Maureen has recently lost a twin brother, and his presence looms over the story, growing larger as the film heads into its charged second half. Scenes that are initially unthreatening begin to gather a sense of dread, and Maureen starts to become unhinged.
Stewart is fantastic as Personal Shopper’s unreliable point of view. At first she’s an enigma, coasting in a comfy, unsatisfying job, but a series of paranormal encounters and increasingly threatening text messages start to strain her calm appearance. Maureen is, after all, still suffering from a huge loss, and possibly not all that sane. Or is she? That’s the tightrope being walked, and it works because Stewart and her director Olivier Assayas work to keep each moment grounded.
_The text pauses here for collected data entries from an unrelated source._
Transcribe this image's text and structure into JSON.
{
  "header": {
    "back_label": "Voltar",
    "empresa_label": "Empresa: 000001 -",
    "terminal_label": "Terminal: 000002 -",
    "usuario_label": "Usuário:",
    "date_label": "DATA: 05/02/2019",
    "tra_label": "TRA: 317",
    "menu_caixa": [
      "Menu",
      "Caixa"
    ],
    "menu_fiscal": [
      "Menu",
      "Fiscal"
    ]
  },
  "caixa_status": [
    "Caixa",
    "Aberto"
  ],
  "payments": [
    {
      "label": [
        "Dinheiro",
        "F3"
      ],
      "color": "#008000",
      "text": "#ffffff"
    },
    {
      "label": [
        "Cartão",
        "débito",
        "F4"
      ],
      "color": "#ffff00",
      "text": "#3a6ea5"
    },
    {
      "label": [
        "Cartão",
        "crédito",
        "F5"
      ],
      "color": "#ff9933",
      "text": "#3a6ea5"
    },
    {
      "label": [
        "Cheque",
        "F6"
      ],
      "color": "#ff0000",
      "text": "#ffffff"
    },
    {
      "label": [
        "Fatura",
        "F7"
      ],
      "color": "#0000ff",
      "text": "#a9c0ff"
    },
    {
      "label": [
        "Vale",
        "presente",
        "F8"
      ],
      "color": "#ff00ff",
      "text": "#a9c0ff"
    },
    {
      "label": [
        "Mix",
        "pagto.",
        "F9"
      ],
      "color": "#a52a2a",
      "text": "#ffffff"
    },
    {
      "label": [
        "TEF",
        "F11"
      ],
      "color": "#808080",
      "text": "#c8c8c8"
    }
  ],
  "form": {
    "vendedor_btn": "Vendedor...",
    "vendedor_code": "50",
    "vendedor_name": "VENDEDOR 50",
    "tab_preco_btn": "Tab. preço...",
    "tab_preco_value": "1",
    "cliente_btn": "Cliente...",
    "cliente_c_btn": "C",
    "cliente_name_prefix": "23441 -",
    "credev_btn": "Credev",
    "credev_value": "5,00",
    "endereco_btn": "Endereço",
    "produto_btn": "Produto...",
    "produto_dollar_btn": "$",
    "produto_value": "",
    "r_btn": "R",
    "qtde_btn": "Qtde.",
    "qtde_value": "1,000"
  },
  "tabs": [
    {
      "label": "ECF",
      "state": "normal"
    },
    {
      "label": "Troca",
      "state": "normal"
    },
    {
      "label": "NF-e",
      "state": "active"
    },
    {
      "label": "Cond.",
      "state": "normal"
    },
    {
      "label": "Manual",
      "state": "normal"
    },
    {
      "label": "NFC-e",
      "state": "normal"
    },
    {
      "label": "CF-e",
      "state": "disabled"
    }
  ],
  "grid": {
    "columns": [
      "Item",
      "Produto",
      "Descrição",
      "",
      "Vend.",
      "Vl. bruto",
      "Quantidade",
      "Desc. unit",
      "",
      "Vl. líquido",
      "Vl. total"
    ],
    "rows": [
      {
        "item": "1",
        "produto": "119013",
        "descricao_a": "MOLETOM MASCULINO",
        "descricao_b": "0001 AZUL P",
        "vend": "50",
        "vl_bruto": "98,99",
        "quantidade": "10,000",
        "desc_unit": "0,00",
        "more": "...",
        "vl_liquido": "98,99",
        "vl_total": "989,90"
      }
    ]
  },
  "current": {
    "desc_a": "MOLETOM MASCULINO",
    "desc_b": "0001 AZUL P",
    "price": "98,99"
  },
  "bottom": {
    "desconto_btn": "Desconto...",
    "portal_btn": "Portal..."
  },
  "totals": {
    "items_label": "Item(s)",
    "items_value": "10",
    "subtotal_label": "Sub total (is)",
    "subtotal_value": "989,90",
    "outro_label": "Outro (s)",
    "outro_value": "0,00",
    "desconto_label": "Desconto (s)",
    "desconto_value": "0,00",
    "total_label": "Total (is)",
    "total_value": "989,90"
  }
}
Assayas also has the task of managing all the film’s various threads, and for the most part he does (he shared the Best Director award at Cannes). The denouement is frustratingly on the nose, but everything leading up to it is superbly crafted, naturalistic and by turns claustrophobic. Personal Shopper may prove too obtuse for some viewers, but its various elements form a mostly satisfying whole.